# 100000 Lumens, 100 Watt LEDs in Parallel, 24 Volt DC Circuit



## Gigger (Jun 8, 2015)

https://ledcircuit.shutterfly.com/pictures/9


Questions:
· Am I being too aggressive with my resistors. Current formula is at 35V/3A ~ 12 Ohms and 100 watts. I could set voltage at 33V output and go to 11 Ohms and 99Watts. Voltage max cannot go over 35 anyways. I am worried about losing too much in my resistors.
· Does my booster allow me to regulate current as well so I would not need resisters; it looks like more of a voltage regulator with a Max 10Amps?
· Should I put current drivers on each parallel circuit rather than resistors, that way if one blows I should be able to regulate current rather than blowing the whole string?
-> I am not that worried about blowing the whole thing because I have a breaker. And even if a blow the string I plan on having 3 others in the water to use as backup…
· For the switch panel I wasn’t sure if I could put my own fuses in there at 9 amps?
· I am thinking that if two batteries have around 200 combined amp hours?
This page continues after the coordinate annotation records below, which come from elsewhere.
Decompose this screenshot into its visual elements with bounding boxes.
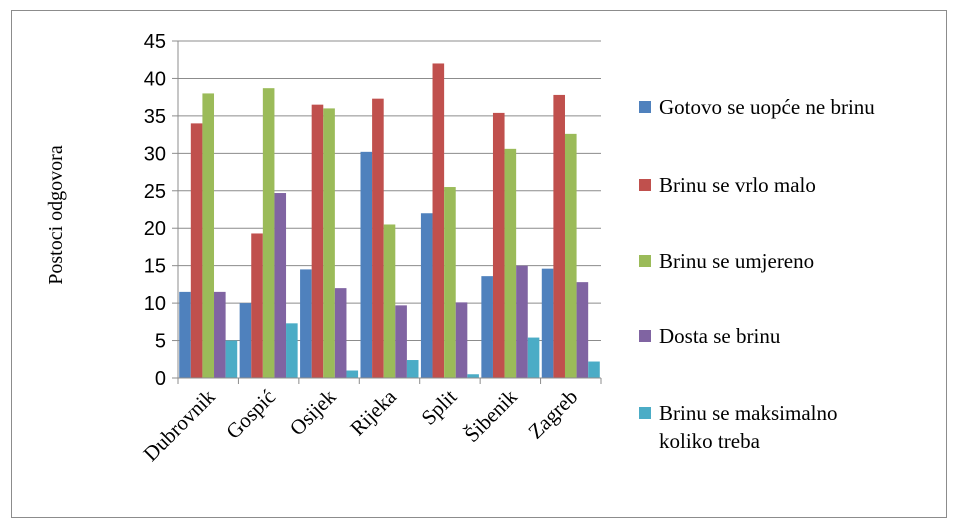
bar-2-3	[383, 224, 396, 378]
y-tick-label: 15	[144, 256, 166, 278]
y-tick-label: 10	[144, 293, 166, 315]
bar-3-6	[576, 282, 589, 378]
bars	[179, 63, 600, 379]
bar-4-3	[406, 360, 419, 378]
y-tick-label: 0	[155, 368, 166, 390]
legend-swatch-1	[639, 179, 651, 191]
bar-2-0	[202, 93, 215, 378]
x-category-label: Osijek	[285, 384, 341, 440]
x-category-label: Dubrovnik	[138, 384, 220, 466]
x-category-label: Split	[416, 384, 461, 429]
legend-label-3: Dosta se brinu	[659, 324, 781, 348]
bar-2-5	[504, 148, 517, 378]
legend-label-0: Gotovo se uopće ne brinu	[659, 95, 875, 119]
bar-0-2	[300, 269, 312, 378]
bar-0-6	[541, 268, 554, 378]
bar-1-0	[190, 123, 203, 378]
x-category-label: Šibenik	[460, 384, 523, 447]
bar-4-6	[588, 361, 600, 378]
bar-1-4	[432, 63, 445, 378]
bar-0-0	[179, 291, 191, 378]
legend-swatch-3	[639, 330, 651, 342]
bar-1-1	[251, 233, 263, 378]
x-category-label: Zagreb	[523, 385, 582, 444]
y-tick-labels: 0 5 10 15 20 25 30 35 40 45	[144, 31, 166, 390]
bar-4-0	[225, 340, 238, 378]
bar-4-5	[527, 337, 540, 378]
bar-3-2	[334, 288, 347, 378]
bar-3-5	[516, 265, 528, 378]
bar-1-2	[311, 104, 324, 379]
bar-0-3	[360, 151, 373, 378]
y-tick-label: 25	[144, 181, 166, 203]
legend-swatch-4	[639, 407, 651, 419]
legend-label-4: Brinu se maksimalno koliko treba	[659, 401, 837, 453]
x-category-label: Rijeka	[345, 384, 401, 440]
legend-swatch-0	[639, 101, 651, 113]
bar-4-2	[346, 370, 359, 378]
bar-3-3	[395, 305, 407, 378]
bar-1-3	[372, 98, 384, 379]
bar-0-4	[420, 213, 433, 378]
bar-0-1	[239, 303, 252, 378]
bar-2-1	[262, 88, 275, 379]
chart-frame: 0 5 10 15 20 25 30 35 40 45 Dubrovnik Gospić Osijek…	[11, 10, 947, 518]
y-tick-label: 40	[144, 68, 166, 90]
axes	[172, 40, 602, 384]
y-tick-label: 45	[144, 31, 166, 53]
bar-0-5	[481, 276, 493, 378]
legend: Gotovo se uopće ne brinu Brinu se vrlo ma…	[639, 95, 875, 453]
legend-label-2: Brinu se umjereno	[659, 249, 814, 273]
bar-2-4	[444, 187, 456, 378]
bar-2-6	[564, 133, 577, 378]
bar-3-1	[274, 193, 287, 378]
x-category-label: Gospić	[221, 385, 280, 444]
y-axis-title: Postoci odgovora	[45, 145, 67, 285]
legend-label-1: Brinu se vrlo malo	[659, 173, 816, 197]
bar-1-5	[492, 112, 505, 378]
bar-3-4	[455, 302, 468, 378]
bar-4-1	[286, 323, 298, 378]
legend-swatch-2	[639, 255, 651, 267]
y-tick-label: 30	[144, 143, 166, 165]
y-tick-label: 5	[155, 331, 166, 353]
y-tick-label: 35	[144, 106, 166, 128]
bar-3-0	[214, 291, 226, 378]
bar-4-4	[467, 374, 479, 378]
bar-2-2	[323, 108, 335, 379]
bar-1-6	[553, 94, 565, 379]
grouped-bar-chart: 0 5 10 15 20 25 30 35 40 45 Dubrovnik Gospić Osijek…	[45, 31, 875, 466]
y-tick-label: 20	[144, 218, 166, 240]
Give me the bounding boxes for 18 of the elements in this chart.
Any suggestion on this to ensure we have enough juice to run these. Running all four in the current scheme would give us around 5 hours, I am thinking we may not be running all 4 all the time depending on what side we are hitting up.
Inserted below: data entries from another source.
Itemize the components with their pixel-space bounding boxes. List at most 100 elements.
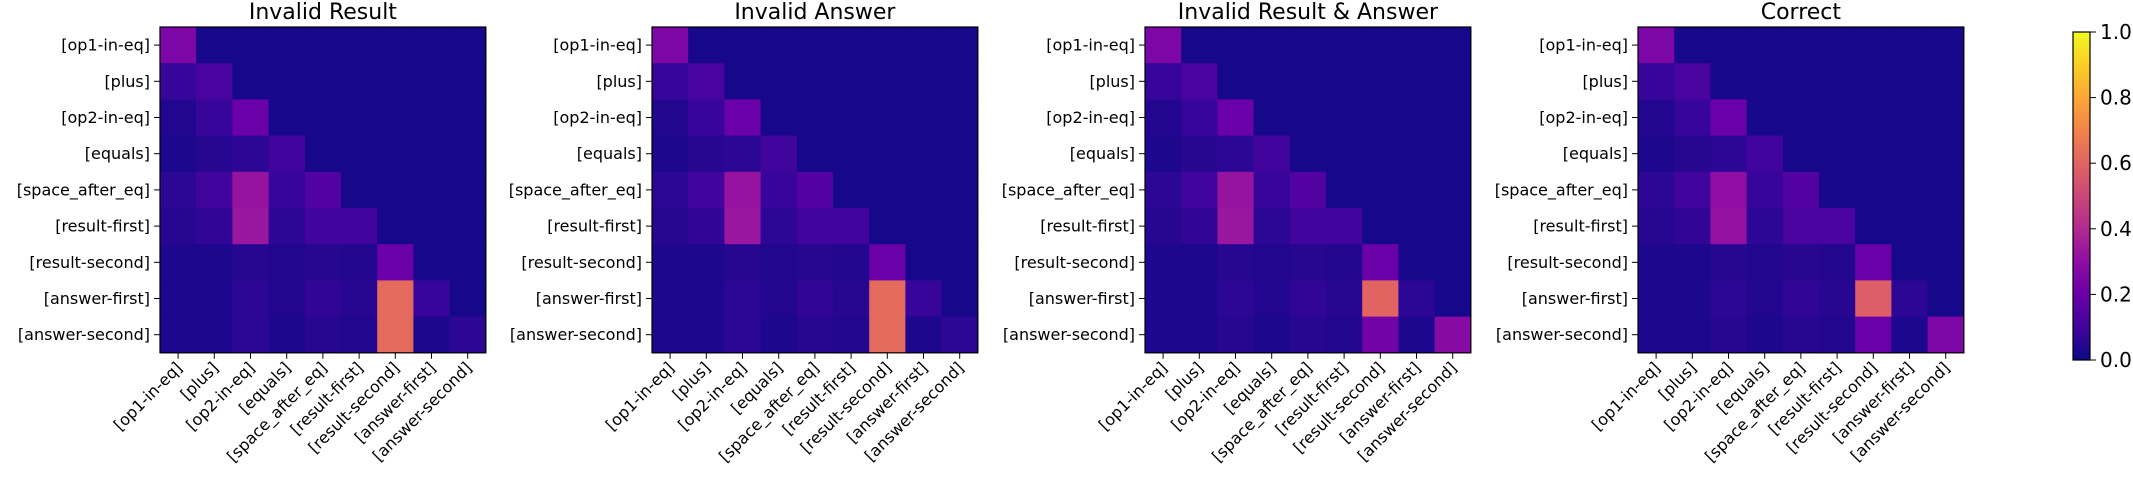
y-tick-label: [answer-second] xyxy=(18,325,150,344)
heatmap-cell xyxy=(196,316,233,354)
heatmap-cell xyxy=(341,99,378,137)
heatmap-cell xyxy=(1362,244,1399,281)
heatmap-cell xyxy=(652,63,689,100)
heatmap-cell xyxy=(341,316,378,354)
heatmap-cell xyxy=(760,316,798,354)
heatmap-cell xyxy=(1782,27,1820,64)
heatmap-cell xyxy=(268,208,306,245)
heatmap-cell xyxy=(869,244,906,281)
heatmap-cell xyxy=(760,27,798,64)
heatmap-cell xyxy=(1927,27,1965,64)
heatmap-cell xyxy=(196,171,233,209)
heatmap-cell xyxy=(413,99,451,137)
heatmap-cell xyxy=(1927,280,1965,318)
heatmap-cell xyxy=(833,244,870,281)
heatmap-cell xyxy=(1217,63,1255,100)
heatmap-cell xyxy=(760,244,798,281)
y-tick-label: [result-second] xyxy=(1014,253,1135,272)
y-tick-label: [result-first] xyxy=(547,217,642,236)
heatmap-cell xyxy=(941,135,979,173)
heatmap-cell xyxy=(449,244,487,281)
y-tick-label: [answer-second] xyxy=(1496,325,1628,344)
heatmap-cell xyxy=(652,171,689,209)
heatmap-cell xyxy=(1891,63,1929,100)
heatmap-cell xyxy=(232,280,270,318)
heatmap-cell xyxy=(652,316,689,354)
heatmap-cell xyxy=(413,244,451,281)
heatmap-cell xyxy=(1217,280,1255,318)
heatmap-cell xyxy=(724,63,762,100)
heatmap-cell xyxy=(377,280,414,318)
heatmap-cell xyxy=(449,208,487,245)
heatmap-cell xyxy=(941,99,979,137)
heatmap-cell xyxy=(1638,27,1675,64)
heatmap-cell xyxy=(1398,316,1436,354)
heatmap-cell xyxy=(1819,208,1856,245)
heatmap-cell xyxy=(449,280,487,318)
heatmap-cell xyxy=(724,27,762,64)
heatmap-cell xyxy=(1746,171,1784,209)
heatmap-cell xyxy=(652,208,689,245)
heatmap-cell xyxy=(1398,208,1436,245)
heatmap-cell xyxy=(1253,244,1291,281)
heatmap-cell xyxy=(724,280,762,318)
heatmap-cell xyxy=(760,171,798,209)
heatmap-cell xyxy=(196,280,233,318)
panel-title: Invalid Result xyxy=(249,0,397,25)
heatmap-cell xyxy=(869,280,906,318)
heatmap-cell xyxy=(1782,135,1820,173)
colorbar-tick-label: 1.0 xyxy=(2100,20,2132,44)
heatmap-cell xyxy=(413,280,451,318)
heatmap-cell xyxy=(688,63,725,100)
heatmap-cell xyxy=(413,316,451,354)
heatmap-cell xyxy=(1398,244,1436,281)
heatmap-cell xyxy=(1145,208,1182,245)
heatmap-cell xyxy=(1746,135,1784,173)
heatmap-cell xyxy=(1891,27,1929,64)
y-tick-label: [op1-in-eq] xyxy=(1539,36,1628,55)
heatmap-cell xyxy=(796,63,834,100)
heatmap-cell xyxy=(377,27,414,64)
heatmap-cell xyxy=(341,171,378,209)
heatmap-cell xyxy=(1434,99,1472,137)
heatmap-cell xyxy=(1181,208,1218,245)
heatmap-cell xyxy=(1289,280,1327,318)
heatmap-cell xyxy=(724,99,762,137)
heatmap-cell xyxy=(1326,208,1363,245)
heatmap-cell xyxy=(1638,99,1675,137)
heatmap-cell xyxy=(1855,244,1892,281)
heatmap-cell xyxy=(724,171,762,209)
heatmap-cell xyxy=(869,208,906,245)
heatmap-cell xyxy=(449,27,487,64)
heatmap-cell xyxy=(1145,244,1182,281)
heatmap-cell xyxy=(1638,280,1675,318)
heatmap-cell xyxy=(1181,280,1218,318)
heatmap-cell xyxy=(1710,208,1748,245)
y-tick-label: [answer-first] xyxy=(1522,289,1628,308)
heatmap-cell xyxy=(1362,280,1399,318)
heatmap-cell xyxy=(905,99,943,137)
y-tick-label: [space_after_eq] xyxy=(17,180,150,200)
heatmap-cell xyxy=(1362,208,1399,245)
heatmap-cell xyxy=(196,135,233,173)
heatmap-cell xyxy=(1819,27,1856,64)
heatmap-cell xyxy=(1217,171,1255,209)
heatmap-cell xyxy=(760,63,798,100)
heatmap-cell xyxy=(1891,244,1929,281)
heatmap-cell xyxy=(1782,208,1820,245)
heatmap-cell xyxy=(1746,99,1784,137)
heatmap-cell xyxy=(760,208,798,245)
heatmap-cell xyxy=(724,135,762,173)
heatmap-cell xyxy=(1145,171,1182,209)
heatmap-cell xyxy=(1398,171,1436,209)
heatmap-cell xyxy=(941,280,979,318)
heatmap-cell xyxy=(1326,316,1363,354)
heatmap-cell xyxy=(833,171,870,209)
heatmap-cell xyxy=(341,280,378,318)
heatmap-cell xyxy=(1398,63,1436,100)
colorbar-frame xyxy=(2072,31,2091,361)
heatmap-cell xyxy=(652,244,689,281)
heatmap-cell xyxy=(1326,244,1363,281)
heatmap-cell xyxy=(1253,27,1291,64)
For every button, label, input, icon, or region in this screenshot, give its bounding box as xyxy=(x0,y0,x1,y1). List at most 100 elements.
Any suggestions on how to do this more effectively are welcomed. It seems like I am pushing the higher limits on all of this stuff with the current Schematic, but I want maximum output for the lights.

*Diagram*
A) Switch Panel ($37)

B) Driver ( $8)
C) Resistor (3X3 = $9)
D) LEDS (4*3 = $12)

I plan in running 4 of these circuits off the switch panel.
So that would be around $160 (exclude housing & wiring) for a Maximum *108,000 lumens*


I am handling heat sync on a separate thread.
I am probably going to heat sync drive, resistors, and LEDs to an aluminum Square Bar/Plexi and have everything under water, so it will be water cooled.


----------



## RetroTechie (Jun 8, 2015)

Welcome to CPF, Gigger! 

First off: pics would be welcome, link given doesn't work (requires sign-in).
Second, if I read correctly you plan to use 3 LEDs (each one _rated_ at 10,000 lm max output). That's 30,000 lm max output, not 108,000. _If_ those bottom-of-the-barrel-priced LEDs perform as advertised (doubtful).

Also I'd have my doubts whether such a cheap DC-DC converter would actually convert 100W _and_ survive for an appreciable length of time. But maybe that's just me. If I read its specs correctly, it can be set as a constant current source, but only provides enough output voltage to drive one LED. And only enough output _power_ to drive one 100W LED anyway. As a voltage source, the resistors would be calculated as (output voltage of DC converter - voltage over the LED) / desired amperes _through_ LED. Depending on the LED's characteristics, with this DC-DC converter, probably _in the order of_ 1 Ohm in series with each LED. Possibly less. So your calculation is incorrect & way off.

Otoh, those switches seem rather expensive. You don't need anything special to switch a few A @ 35V.



> I am not that worried about blowing the whole thing because I have a breaker. And even if a blow the string I plan on having 3 others in the water to use as backup…


What is meant with "having 3 others in the water" ? 

With water cooling, you mean everything under water? :duh2: Or just the heatsink? And how would that water get rid of the heat?

Your post could do with quite a few clarifications... intented power source(s), perhaps a schematic, picture of an example what you have in mind, intented uses, hand-carried or fixed to a vehicle? Etc.


----------